Most likely you will notice that the inference time without any hooks is less than with the 2 hooks applied. Nevertheless, the additional time required is much smaller than if you would carry out the actions defined in the post-inference hooks after each inferred image in a synchronous manner.

## Saving a deployment with post inference hooks
If you save a deployment with post inference hooks, the hook configuration will be saved with it. The cell below shows how to do this.

In [None]:
target_folder = os.path.join("deployments", PROJECT_NAME)
deployment.save(target_folder);

Once saved, the deployment can be recreated and the post inference hooks will be added automatically. Upon executing the cell below, you should see the two post inference hooks being added to the deployment.

In [None]:
from geti_sdk.deployment import Deployment

offline_deployment = Deployment.from_folder(target_folder)

## Limiting hook execution rate

Suppose that we are running inference on a video stream. In that case, we might get many sequential frames which activate a hook trigger, because frames that appear shortly after one another may look very similar. To avoid filling up our data collection folder with such near-duplicate frames, we can choose to limit the rate at which an action is allowed to run. This can be configured in the `PostInferenceHook`constructor, using the `limit_action_rate` and `max_frames_per_second` parameters.

To give an example of this, in the last demo of this notebook we'll run inference 50 times *on the same image*, to simulate a video stream. We'll create a hook with the `AlwaysTrigger`, which activates after every inferred image or frame, and have it send the data to Geti using the `GetiDataCollection` action.
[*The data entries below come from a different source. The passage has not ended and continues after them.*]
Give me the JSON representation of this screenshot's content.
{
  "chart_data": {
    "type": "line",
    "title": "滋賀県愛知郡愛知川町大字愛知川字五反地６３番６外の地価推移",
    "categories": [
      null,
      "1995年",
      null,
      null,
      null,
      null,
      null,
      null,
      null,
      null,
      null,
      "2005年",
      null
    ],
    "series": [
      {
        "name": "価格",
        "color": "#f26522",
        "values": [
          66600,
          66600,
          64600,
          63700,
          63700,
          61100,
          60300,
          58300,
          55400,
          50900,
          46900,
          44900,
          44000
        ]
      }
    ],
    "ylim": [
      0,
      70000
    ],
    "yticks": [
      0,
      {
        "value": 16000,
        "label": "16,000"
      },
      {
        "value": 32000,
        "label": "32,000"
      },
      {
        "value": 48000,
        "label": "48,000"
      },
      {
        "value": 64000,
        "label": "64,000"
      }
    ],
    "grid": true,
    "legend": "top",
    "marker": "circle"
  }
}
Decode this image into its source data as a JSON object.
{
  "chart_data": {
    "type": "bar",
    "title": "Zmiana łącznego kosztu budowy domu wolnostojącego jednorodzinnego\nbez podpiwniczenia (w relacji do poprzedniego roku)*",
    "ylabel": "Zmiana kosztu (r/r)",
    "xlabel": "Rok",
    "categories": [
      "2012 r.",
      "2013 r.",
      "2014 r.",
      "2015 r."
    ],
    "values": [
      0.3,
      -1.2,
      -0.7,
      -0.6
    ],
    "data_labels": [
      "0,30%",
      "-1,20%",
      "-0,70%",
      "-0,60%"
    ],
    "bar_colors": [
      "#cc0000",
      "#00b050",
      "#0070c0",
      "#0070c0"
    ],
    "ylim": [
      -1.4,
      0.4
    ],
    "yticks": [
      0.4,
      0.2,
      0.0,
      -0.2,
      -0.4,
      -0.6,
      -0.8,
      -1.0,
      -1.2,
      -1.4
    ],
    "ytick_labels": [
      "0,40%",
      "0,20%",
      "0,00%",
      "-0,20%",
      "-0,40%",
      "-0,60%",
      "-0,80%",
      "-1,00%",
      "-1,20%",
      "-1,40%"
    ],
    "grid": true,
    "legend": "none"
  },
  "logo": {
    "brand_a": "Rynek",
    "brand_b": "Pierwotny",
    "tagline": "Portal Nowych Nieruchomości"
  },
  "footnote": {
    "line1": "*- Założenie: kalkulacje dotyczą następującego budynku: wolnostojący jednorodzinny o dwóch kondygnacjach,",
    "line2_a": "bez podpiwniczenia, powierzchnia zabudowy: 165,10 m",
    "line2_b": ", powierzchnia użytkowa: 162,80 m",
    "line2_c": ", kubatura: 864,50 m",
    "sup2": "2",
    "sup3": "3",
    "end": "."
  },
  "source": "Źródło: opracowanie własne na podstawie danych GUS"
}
However, to avoid filling up our dataset with 50 duplicate images, we'll limit the action execution rate to 1 frame per second.

The cell below shows how to create this hook.

In [None]:
from geti_sdk.post_inference_hooks import AlwaysTrigger

trigger = AlwaysTrigger()
action = GetiDataCollection(
    session=geti.session,
    workspace_id=geti.workspace_id,
    project=project,
    dataset="Inferred video frames",
    log_level="debug",
)
geti_hook = PostInferenceHook(
    trigger=trigger,
    action=action,
    max_threads=5,
    limit_action_rate=True,
    max_frames_per_second=1,
)

Let's first clear the existing hooks, and then add our new hook to the deployment

In [None]:
offline_deployment.clear_inference_hooks()
offline_deployment.add_post_inference_hook(geti_hook)
offline_deployment.load_inference_models()

Now, let's run inference 50 times again, each time on the same image

In [None]:
image = cv2.imread(EXAMPLE_IMAGE_PATH)
numpy_rgb = cv2.cvtColor(image, cv2.COLOR_BGR2RGB)

t_start = time.time()
for ind in tqdm(range(50)):
    offline_deployment.infer(numpy_rgb)

t_elapsed = time.time() - t_start
print(
    f"50 inference iterations with rate-limited Geti I/O hook completed in {t_elapsed:.2f} seconds."
)

Your Geti project should now contain a new dataset called `Inferred video frames`, which should contain as many images as the number of seconds the benchmark took to run (plus one, because the action fires immediately on the first frame). So if it took 8 seconds to infer 50 times, the hook should have uploaded 9 images to Geti.

Note that the trigger that we use is the `AlwaysTrigger`, which activates on every inferred image or video frame, regardless of the prediction outcome. The rate limiting happens in the `Action` phase of the hook, it ensures that the action does not run more frequently than allowed by the rate limit, even if the trigger fires much more often.